Scientists have officially added 115 new species to the exclusive hall of fame known as the animal kingdom, including a mole with a strange nose, a dragon-like crocodile lizard, and a snail-munching turtle found in a food market.
All of these creatures are featured in a new report by the conservation organization WWF, titled “Stranger Species”, showcasing all the new species discovered in 2016 around the Greater Mekong region, a land bursting with biodiversity in Southeast Asia that encompasses Cambodia, Laos, Myanmar, Thailand, Vietnam, and southern parts of China. There’s been a total of 2,524 new species discovered in the area since 1997.
The reel of species includes 11 amphibians, two fish, 11 reptiles, 88 plants, and three mammals. One of the most vibrant of the batch is the Vietnamese crocodile lizard, a fierce-looking medium-sized reptile with a particularly pretty orange head (image above). Faced with the monolithic threats of habitat destruction, coal mining, and the pet trade, this beast is already in danger with fewer than 200 individuals left in the wild. “This is terrifyingly low,” Professor Dr Thomas Ziegler, who discovered the lizard, said in a statement.

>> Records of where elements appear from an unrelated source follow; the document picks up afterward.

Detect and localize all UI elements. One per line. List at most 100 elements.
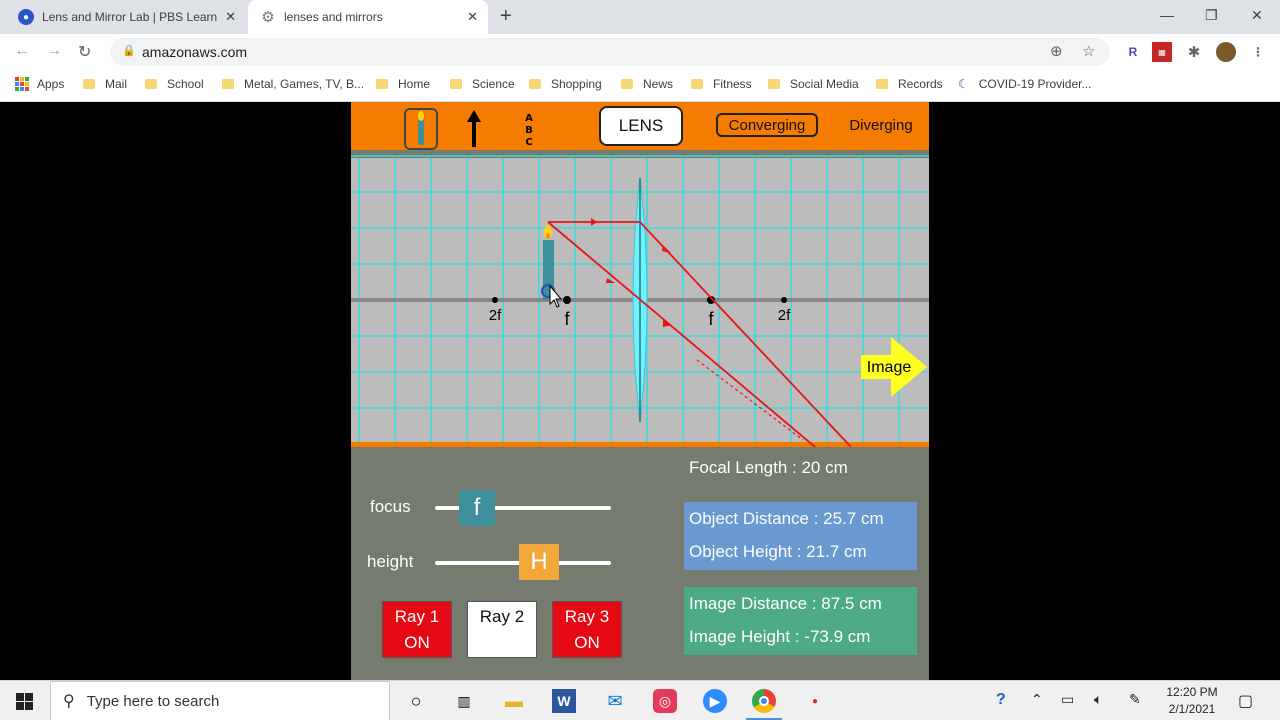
ray-1-toggle[interactable]: Ray 1 ON [382, 601, 452, 658]
folder-icon [876, 79, 888, 89]
folder-icon [768, 79, 780, 89]
taskbar-search[interactable]: ⚲ Type here to search [50, 681, 390, 720]
chevron-up-icon[interactable]: ⌃ [1031, 691, 1043, 708]
recorder-icon[interactable]: ● [803, 689, 827, 713]
task-view-icon[interactable]: ▥ [452, 689, 476, 713]
arrow-icon[interactable] [466, 110, 482, 148]
tab-lens-and-mirror-lab[interactable]: ● Lens and Mirror Lab | PBS Learnin ✕ [6, 0, 246, 34]
lens-simulation: A B C LENS Converging Diverging 2f f f 2… [351, 102, 929, 680]
svg-text:A: A [525, 113, 533, 124]
object-distance-readout: Object Distance : 25.7 cm [689, 509, 884, 528]
star-icon[interactable]: ☆ [1082, 42, 1095, 60]
lens-mode-button[interactable]: LENS [599, 106, 683, 146]
image-distance-readout: Image Distance : 87.5 cm [689, 594, 882, 613]
reload-icon[interactable]: ↻ [78, 42, 91, 62]
chrome-icon[interactable] [752, 689, 776, 713]
diverging-button[interactable]: Diverging [833, 113, 929, 137]
word-icon[interactable]: W [552, 689, 576, 713]
restore-icon[interactable]: ❐ [1205, 7, 1218, 24]
folder-icon [222, 79, 234, 89]
tab-title: lenses and mirrors [284, 10, 383, 24]
focal-point-2f-left [492, 297, 498, 303]
cortana-icon[interactable]: ○ [404, 689, 428, 713]
address-bar: ← → ↻ 🔒 amazonaws.com ⊕ ☆ [0, 34, 1280, 70]
close-tab-icon[interactable]: ✕ [225, 9, 236, 25]
bookmark-apps[interactable]: Apps [15, 77, 64, 91]
battery-icon[interactable]: ▭ [1061, 691, 1074, 708]
puzzle-icon[interactable]: ✱ [1184, 42, 1204, 62]
back-icon[interactable]: ← [14, 42, 30, 60]
folder-icon [450, 79, 462, 89]
extension-r-icon[interactable]: R [1123, 42, 1143, 62]
converging-button[interactable]: Converging [716, 113, 818, 137]
notifications-icon[interactable]: ▢ [1238, 691, 1253, 711]
bookmark-mail[interactable]: Mail [83, 77, 127, 91]
image-button-label: Image [867, 359, 912, 376]
tab-lenses-and-mirrors[interactable]: ⚙ lenses and mirrors ✕ [248, 0, 488, 34]
windows-taskbar: ⚲ Type here to search ○ ▥ ▬ W ✉ ◎ ▶ ● ? … [0, 680, 1280, 720]
bookmark-metal-games[interactable]: Metal, Games, TV, B... [222, 77, 364, 91]
bookmark-school[interactable]: School [145, 77, 204, 91]
bookmark-home[interactable]: Home [376, 77, 430, 91]
bookmarks-bar: Apps Mail School Metal, Games, TV, B... … [0, 70, 1280, 102]
pbs-icon: ● [18, 9, 34, 25]
label-2f-left: 2f [489, 307, 502, 324]
avatar[interactable] [1216, 42, 1236, 62]
folder-icon [376, 79, 388, 89]
svg-text:B: B [525, 125, 533, 136]
new-tab-button[interactable]: + [500, 6, 512, 26]
bookmark-shopping[interactable]: Shopping [529, 77, 602, 91]
forward-icon[interactable]: → [46, 42, 62, 60]
file-explorer-icon[interactable]: ▬ [502, 689, 526, 713]
folder-icon [83, 79, 95, 89]
focus-label: focus [370, 497, 411, 516]
focal-point-2f-right [781, 297, 787, 303]
candle-tool-button[interactable] [404, 108, 438, 150]
image-height-readout: Image Height : -73.9 cm [689, 627, 871, 646]
taskbar-clock[interactable]: 12:20 PM 2/1/2021 [1160, 684, 1224, 718]
close-tab-icon[interactable]: ✕ [467, 9, 478, 25]
minimize-icon[interactable]: — [1160, 7, 1174, 23]
apps-icon [15, 77, 29, 91]
folder-icon [691, 79, 703, 89]
height-slider-knob[interactable]: H [519, 544, 559, 580]
help-icon[interactable]: ? [996, 691, 1006, 709]
image-info-panel: Image Distance : 87.5 cm Image Height : … [684, 587, 917, 655]
bookmark-news[interactable]: News [621, 77, 673, 91]
menu-icon[interactable]: ⋮ [1248, 42, 1268, 62]
object-height-readout: Object Height : 21.7 cm [689, 542, 867, 561]
ray-3-toggle[interactable]: Ray 3 ON [552, 601, 622, 658]
bookmark-science[interactable]: Science [450, 77, 515, 91]
zoom-icon[interactable]: ▶ [703, 689, 727, 713]
bookmark-social-media[interactable]: Social Media [768, 77, 859, 91]
ray-2-toggle[interactable]: Ray 2 [467, 601, 537, 658]
extension-red-icon[interactable]: ▦ [1152, 42, 1172, 62]
sim-controls: focus f height H Ray 1 ON Ray 2 Ray 3 ON… [351, 450, 929, 680]
stage-bottom-border [351, 442, 929, 447]
gear-icon: ⚙ [261, 9, 275, 26]
tab-title: Lens and Mirror Lab | PBS Learnin [42, 10, 217, 24]
sim-toolbar: A B C LENS Converging Diverging [351, 102, 929, 150]
folder-icon [529, 79, 541, 89]
windows-start-icon[interactable] [16, 693, 33, 710]
bookmark-covid[interactable]: ☾ COVID-19 Provider... [958, 77, 1091, 91]
url-text: amazonaws.com [142, 44, 248, 60]
candle-icon [418, 111, 424, 145]
focus-slider-knob[interactable]: f [459, 490, 495, 526]
add-icon[interactable]: ⊕ [1050, 42, 1063, 60]
omnibox[interactable]: 🔒 amazonaws.com ⊕ ☆ [110, 38, 1110, 66]
lock-icon: 🔒 [122, 45, 136, 57]
creative-cloud-icon[interactable]: ◎ [653, 689, 677, 713]
height-label: height [367, 552, 414, 571]
abc-icon[interactable]: A B C [521, 110, 537, 148]
optics-stage[interactable]: 2f f f 2f Image [351, 150, 929, 447]
svg-text:C: C [525, 137, 532, 148]
volume-icon[interactable]: 🔈︎ [1094, 691, 1102, 708]
pen-icon[interactable]: ✎ [1129, 691, 1141, 708]
search-placeholder: Type here to search [86, 692, 220, 710]
bookmark-fitness[interactable]: Fitness [691, 77, 752, 91]
bookmark-records[interactable]: Records [876, 77, 943, 91]
focal-point-f-left [563, 296, 571, 304]
close-window-icon[interactable]: ✕ [1251, 7, 1263, 24]
mail-icon[interactable]: ✉ [603, 689, 627, 713]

Deep in the forested mountains of Thailand, researchers also found a mountain horseshoe bat with a sensitive nose. The forests near a northern Vietnamese harbor were also found to be home to a vibrantly colored speckled frog.
Biologists also stumbled across a snail-eating turtle while looking for some lunch at a local food market in Thailand. Suspicious that this could be a new species, the scientists bought a pair and took them back to the lab for analysis. Lo and behold, it was a species previously unknown to science.
While discovering new species is always positive, it also underlines the importance of protecting the environment and its wildlife. Many of the species are already in severe danger of becoming extinct, if not already heading that way. If things don't change soon, there won't be many more years in which scientists discover beautiful new species of flora and fauna.
"Rivers in the Greater Mekong and the critical services and resources they provide are threatened by a host of poorly planned and coordinated development projects that threaten not only the ecosystem, but also the economy and the livelihoods of millions of people,” said Marc Goichot, Water Lead for WWF-Greater Mekong. “We must realize that rivers connect the wildlife and the people of this region. If we destroy them, we not only destroy the wildlife but ourselves as well.”